Respondendo as perguntas propostas no início da monografia, as prostitutas
representam as musas inspiradoras dos cantores de brega. Os dois convivem no mesmo
universo da boemia. Além dos dois serem personagens marginalizados. Eles vivem nas
margens da cultura, por produzirem um estilo musical ainda não tão aceito. Elas são
73
marginalizadas socialmente, porque ganham dinheiro de forma julgada popularmente como
condenável.
Já sobre as canções que tratam da temática do adultério, na música brega, por um
lado, o tema ganha um teor cômico. Por outro, também se vê características machistas. As
duas primeiras músicas analisadas, em especial, apresentam fortemente esse caráter, o que
pode ser visto nos trechos “Homem adora trair, mas a quer (a mulher) bem fiel”, presente na
música “Dia do Corno”, e “Dá vergonha de dizer/O que disseram de você”, na canção “Lua
de Mel”, com forte teor moralista, também. O machismo que reveste as canções que tratam do
tema do adultério apenas reflete como o ato é visto na sociedade. Ou seja, algo moralmente
condenável, desculpa para a difamação da mulher e impossível de perdoar.
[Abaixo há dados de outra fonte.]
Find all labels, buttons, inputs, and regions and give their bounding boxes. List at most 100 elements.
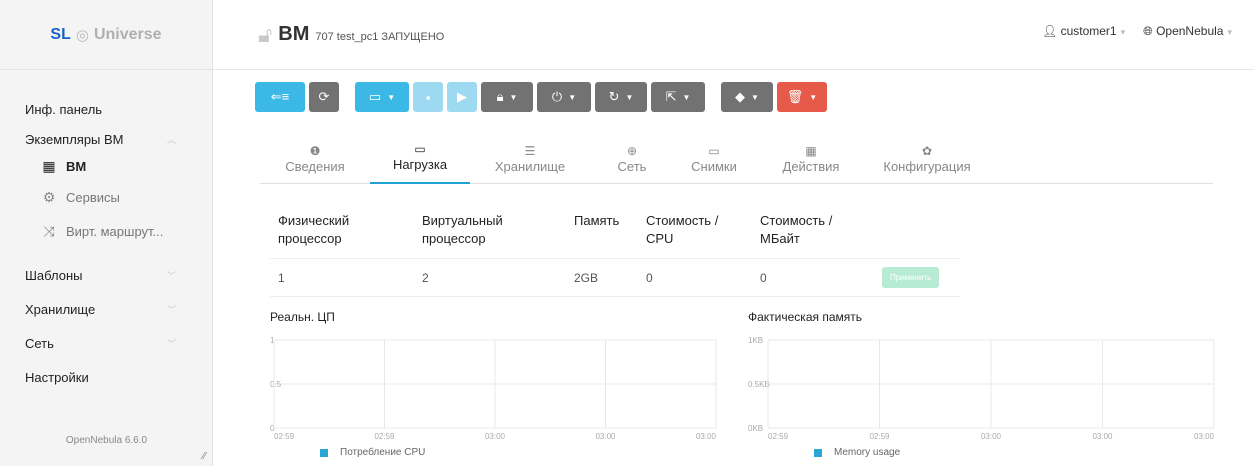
caret-down-icon: ▼ xyxy=(387,92,396,102)
migrate-menu-button[interactable]: ⇱ ▼ xyxy=(651,82,705,112)
sidebar-item-settings[interactable]: Настройки xyxy=(0,360,212,394)
unlock-icon[interactable]: 🔓︎ xyxy=(258,22,272,48)
tab-capacity[interactable]: ▭ Нагрузка xyxy=(370,134,470,184)
legend-swatch xyxy=(814,448,822,457)
sidebar-item-storage[interactable]: Хранилище ﹀ xyxy=(0,292,212,326)
tab-label: Сведения xyxy=(285,159,345,174)
caret-down-icon: ▾ xyxy=(1120,27,1126,37)
legend-label: Потребление CPU xyxy=(340,447,426,458)
resize-handle-icon[interactable]: ⁄⁄ xyxy=(203,451,206,462)
y-tick-label: 1KB xyxy=(748,336,763,345)
sidebar-item-dashboard[interactable]: Инф. панель xyxy=(0,92,212,126)
user-icon: 👤︎ xyxy=(1041,24,1058,38)
tab-snapshots[interactable]: ▭ Снимки xyxy=(674,134,754,184)
sidebar-nav: Инф. панель Экземпляры ВМ ︿ ▦ ВМ ⚙ Серви… xyxy=(0,70,212,394)
refresh-icon: ⟳ xyxy=(318,89,330,104)
y-tick-label: 0KB xyxy=(748,424,763,433)
caret-down-icon: ▾ xyxy=(1227,27,1232,37)
memory-chart: 0KB 0.5KB 1KB 02:59 02:59 03:00 03:00 03:00 xyxy=(748,336,1215,441)
monitor-icon: ▭ xyxy=(368,89,382,104)
tab-label: Снимки xyxy=(691,159,737,174)
column-header: Память xyxy=(566,208,638,259)
x-tick-label: 02:59 xyxy=(869,432,890,440)
tab-label: Действия xyxy=(782,159,840,174)
x-tick-label: 02:59 xyxy=(768,432,789,440)
x-tick-label: 03:00 xyxy=(595,432,616,440)
lock-icon: 🔒︎ xyxy=(496,89,504,104)
column-header: Стоимость / CPU xyxy=(638,208,752,259)
cpu-chart-block: Реальн. ЦП 0 0.5 1 02:59 02:59 03:00 03:00 03:0… xyxy=(270,310,720,458)
lock-menu-button[interactable]: 🔒︎ ▼ xyxy=(481,82,533,112)
chevron-up-icon: ︿ xyxy=(166,134,176,145)
zone-name: OpenNebula xyxy=(1156,24,1224,38)
table-cell: 1 xyxy=(270,258,414,297)
sidebar-item-label: ВМ xyxy=(66,158,87,174)
capacity-table: Физический процессор Виртуальный процесс… xyxy=(270,208,960,297)
tab-label: Конфигурация xyxy=(883,159,971,174)
sidebar-item-vms[interactable]: ▦ ВМ xyxy=(0,152,212,180)
table-cell: 0 xyxy=(638,258,752,297)
cpu-chart: 00.5102:59 02:59 03:00 03:00 03:00 xyxy=(270,336,717,441)
reboot-menu-button[interactable]: ↻ ▼ xyxy=(595,82,647,112)
header: 🔓︎ ВМ 707 test_pc1 ЗАПУЩЕНО 👤︎ customer1… xyxy=(213,0,1254,70)
tab-network[interactable]: ⊕ Сеть xyxy=(590,134,674,184)
logo-universe: Universe xyxy=(93,25,162,43)
chevron-down-icon: ﹀ xyxy=(166,338,176,349)
tab-storage[interactable]: ☰ Хранилище xyxy=(470,134,590,184)
caret-down-icon: ▼ xyxy=(682,92,691,102)
apply-button[interactable]: Применить xyxy=(882,267,940,288)
column-header: Физический процессор xyxy=(270,208,414,259)
version-label: OpenNebula 6.6.0 xyxy=(65,435,148,446)
zone-menu[interactable]: 🌐︎ OpenNebula ▾ xyxy=(1143,24,1232,39)
sidebar-item-virtual-routers[interactable]: ⤨ Вирт. маршрут... xyxy=(0,214,212,248)
delete-menu-button[interactable]: 🗑︎ ▼ xyxy=(777,82,827,112)
storage-icon: ☰ xyxy=(524,144,536,158)
trash-icon: 🗑︎ xyxy=(786,89,804,104)
sidebar-item-label: Настройки xyxy=(25,369,89,385)
sidebar-item-label: Инф. панель xyxy=(25,101,103,117)
legend-label: Memory usage xyxy=(834,447,901,458)
sidebar-item-network[interactable]: Сеть ﹀ xyxy=(0,326,212,360)
play-button[interactable]: ▶ xyxy=(447,82,477,112)
back-button[interactable]: ⇐≡ xyxy=(255,82,305,112)
services-icon: ⚙ xyxy=(42,188,56,205)
vm-tabs: ❶ Сведения ▭ Нагрузка ☰ Хранилище ⊕ Сеть… xyxy=(260,134,1213,184)
caret-down-icon: ▼ xyxy=(751,92,759,102)
sidebar-item-templates[interactable]: Шаблоны ﹀ xyxy=(0,258,212,292)
page-title: ВМ xyxy=(278,23,310,45)
x-tick-label: 03:00 xyxy=(485,432,506,440)
caret-down-icon: ▼ xyxy=(568,92,577,102)
user-name: customer1 xyxy=(1060,24,1117,38)
sidebar-item-label: Сервисы xyxy=(66,189,120,205)
logo[interactable]: SL ◎ Universe xyxy=(0,0,212,70)
repeat-icon: ↻ xyxy=(608,89,620,104)
sidebar-item-label: Вирт. маршрут... xyxy=(66,223,164,239)
table-cell: Применить xyxy=(874,258,960,297)
tags-icon: ◆ xyxy=(735,89,746,104)
tab-info[interactable]: ❶ Сведения xyxy=(260,134,370,184)
console-button[interactable]: ▭ ▼ xyxy=(355,82,409,112)
sidebar-item-vm-instances[interactable]: Экземпляры ВМ ︿ xyxy=(0,126,212,152)
x-tick-label: 03:00 xyxy=(981,432,1002,440)
power-menu-button[interactable]: ⏻ ▼ xyxy=(537,82,591,112)
calendar-icon: ▦ xyxy=(805,144,817,158)
chevron-down-icon: ﹀ xyxy=(166,304,176,315)
tab-actions[interactable]: ▦ Действия xyxy=(754,134,868,184)
legend-swatch xyxy=(320,448,328,457)
refresh-button[interactable]: ⟳ xyxy=(309,82,339,112)
user-menu[interactable]: 👤︎ customer1 ▾ xyxy=(1042,24,1125,39)
save-button[interactable]: ▪ xyxy=(413,82,443,112)
chevron-down-icon: ﹀ xyxy=(166,270,176,281)
chart-title: Фактическая память xyxy=(748,310,862,324)
tab-configuration[interactable]: ✿ Конфигурация xyxy=(868,134,986,184)
laptop-icon: ▭ xyxy=(414,142,426,156)
table-cell: 2 xyxy=(414,258,566,297)
labels-menu-button[interactable]: ◆ ▼ xyxy=(721,82,773,112)
table-header-row: Физический процессор Виртуальный процесс… xyxy=(270,208,960,259)
x-tick-label: 02:59 xyxy=(274,432,295,440)
sidebar-item-services[interactable]: ⚙ Сервисы xyxy=(0,180,212,214)
tab-label: Хранилище xyxy=(494,159,566,174)
sidebar-item-label: Экземпляры ВМ xyxy=(25,131,124,147)
back-list-icon: ⇐≡ xyxy=(270,89,290,104)
x-tick-label: 03:00 xyxy=(1092,432,1113,440)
Dessa forma, entende-se que, como propõe Jodelet, o social interfere na
elaboração psicológica que constitui a representação. Para essa estudiosa, o pesquisador deve
responder esses dois questionamentos. A elaboração psicológica interfere na social quando
colabora com o “já pensado”. Os conceitos sobre o objeto são formados tendo como base o
que já se conheceu previamente sobre ele. Enxerga-se a prostituta na canção brega com base
nas referências culturais, religiosas e sociais que se tem sobre essa profissão. O mesmo
acontece com o ato de trair e, consequentemente, com a mulher adúltera.
No entanto, ainda que as músicas brega não gerem discussões, levando em conta o
conceito de Marcos Napolitano para valores rituais e função fática, essas canções trazem um
tema pouco comum e extremamente válido: a traição feminina. Como foi visto no capítulo 2,
segundo São Paulo e André Béjin, esse ato era tratado como exclusivamente masculino. Ao
retratar as personagens adúlteras, essas músicas dão mais espaço às mulheres, ainda que
muitas vezes de forma pejorativa ou jocosa. E o que representa a mulher leviana, escondida
atrás do “corno”, dentro da música brega? A reposta para a pergunta feita no início da
monografia encontra-se no fato da adúltera representar um personagem que comete ações
dentro da história contada na música. Ela não é um ser passivo, pelo contrário, ela faz a ação
e, dessa forma, faz a história acontecer. Por isso, ela representa a mulher no papel de
destaque, ainda que não seja ela o “eu poético”. O mesmo acontece com as canções sobre
prostituição. Por mais que, às vezes, sejam machistas, falam sobre o universo marginalizado
das prostitutas. E, por isso, levantam discussões sobre esse meio, o que é muito importante.